It's All Part of Throwing Up

Being a mom can often leave a bad taste in the mouth

It is hard to live so far away from my parents. I miss them. I wish we lived closer. When I go to visit them, it is a five- to six-hour drive diagonally across Pennsylvania. I wish it didn’t take so long. I’ve never wished that harder than this weekend, driving home.

Just a half-hour into a five-hour ride, and my daughter, who had an unfortunate stomach bug that seems to be going around the area, projectile vomited all over the truck. In true Linda Blair-style, she was just a head rotation away from us calling a young and an old priest.

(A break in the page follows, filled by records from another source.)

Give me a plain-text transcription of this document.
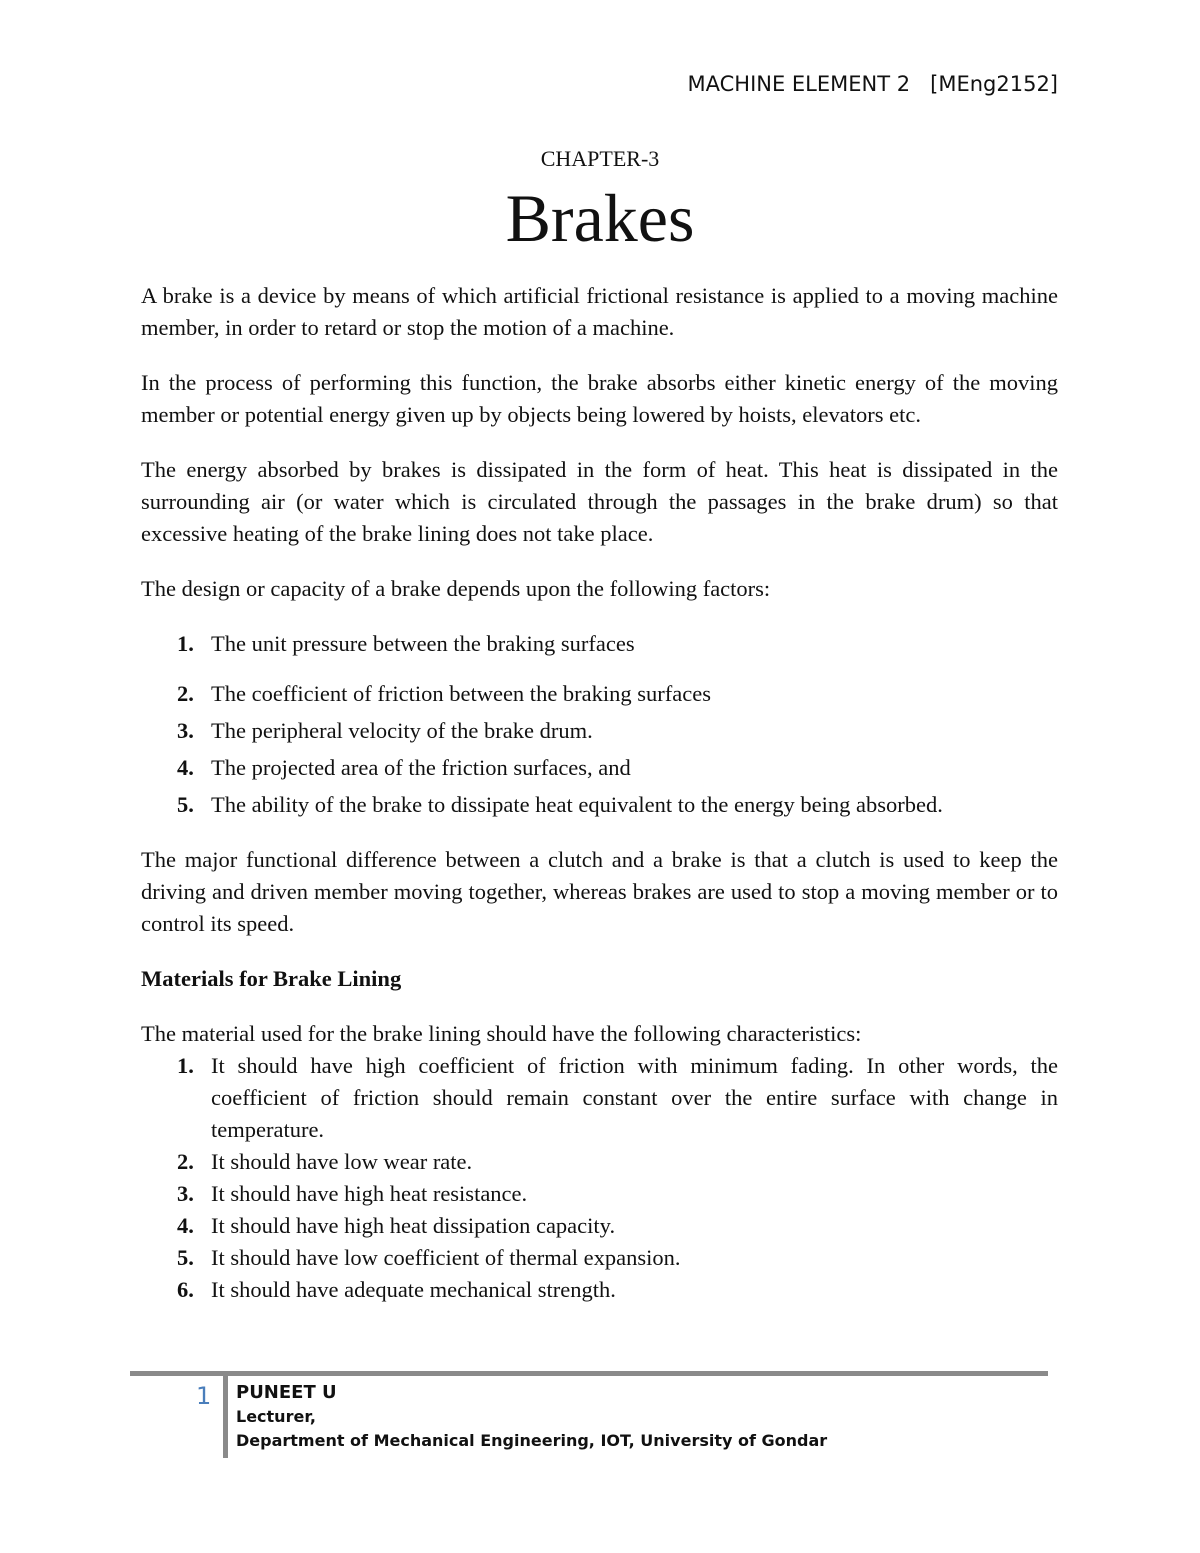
MACHINE ELEMENT 2   [MEng2152]
CHAPTER-3
Brakes

A brake is a device by means of which artificial frictional resistance is applied to a moving machine member, in order to retard or stop the motion of a machine.

In the process of performing this function, the brake absorbs either kinetic energy of the moving member or potential energy given up by objects being lowered by hoists, elevators etc.

The energy absorbed by brakes is dissipated in the form of heat. This heat is dissipated in the surrounding air (or water which is circulated through the passages in the brake drum) so that excessive heating of the brake lining does not take place.

The design or capacity of a brake depends upon the following factors:

1. The unit pressure between the braking surfaces
2. The coefficient of friction between the braking surfaces
3. The peripheral velocity of the brake drum.
4. The projected area of the friction surfaces, and
5. The ability of the brake to dissipate heat equivalent to the energy being absorbed.

The major functional difference between a clutch and a brake is that a clutch is used to keep the driving and driven member moving together, whereas brakes are used to stop a moving member or to control its speed.

Materials for Brake Lining

The material used for the brake lining should have the following characteristics:

1. It should have high coefficient of friction with minimum fading. In other words, the coefficient of friction should remain constant over the entire surface with change in temperature.
2. It should have low wear rate.
3. It should have high heat resistance.
4. It should have high heat dissipation capacity.
5. It should have low coefficient of thermal expansion.
6. It should have adequate mechanical strength.
1 PUNEET U
Lecturer,
Department of Mechanical Engineering, IOT, University of Gondar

She hadn’t eaten much all day, but somehow, for someone so small, with so little of an appetite, she had a lot to get up. It all happened in what seemed like slow motion to me. I heard a gag. I whirled my head around, and watched in pure horror as she repeatedly tossed her cookies. She seemed to aim center-car, spewing onto coats, my purse, my work bag, the blankets … anything within striking distance.

My driving husband slowed to the nearest shoulder and pulled over, throwing on the hazard lights. The smell was already too much to bear.

He threw open the back hatch and grabbed a pair of pajamas from the previous night out of her bag. He stripped, in the bitter cold wind, a screaming 4-year-old and put her into clean clothes.

Something real fun about our ride to see my parents, what makes it so thrilling each and every time, is that you are mostly driving though the middle of no where. We had to track back a few miles to the last “town” with a grocery store. I held a bawling baby girl, while he dashed in for supplies.

I used baby wipes to scrub her down: hair, face, hands… it was just everywhere. Meanwhile, my husband dumped out the cars seat, scrubbing it with upholstery wipes. It was pooled in the cup holders. It was soaked into the carpet.

He filled trash bags with most any belongings that would fit. We didn’t want to smell THAT smell the entire ride that still remained.

After scrubbing what he could, my husband proceeded to Febreze anything left in the vehicle. (God bless you, oh makers of Extra Strength Febreze.) If my son hadn’t moved, he’d have been hosed down along with the seats.

I should note that on my list of bodily fluids that I cannot handle cleaning up (yes, they are all on there), puke is second only to blood. Instead of passing out, I’m generally inclined to join the puking. It makes me super sick to my own stomach, and I’m glad that some fresh air and a screaming child kept me semi-distracted or she wouldn’t have been alone in losing her lunch.

One scrub down later, and we were back on the road. We hadn’t gotten up the same hill we’d turned around on when toss number two came. This time, as soon as I heard the gag, I jumped into action with a plastic bag. It all thankfully landed in said bag, and was promptly tossed out the window. (Yes, for the first time in my life I littered. And, I apologize Crying Indian, but there was no way this Montco Mommy was holding a bag of vomit until the nearest rest stop.)

Three bags-out-the-window later and we were safely home, with one very sick and tired little girl and a not-so-fresh truck.

Someday, we will look back on all of this and laugh hysterically. My daughter probably won’t recall it at all. For the three others of us, I doubt we’ll be able to drive through Ridgeway again without remembering.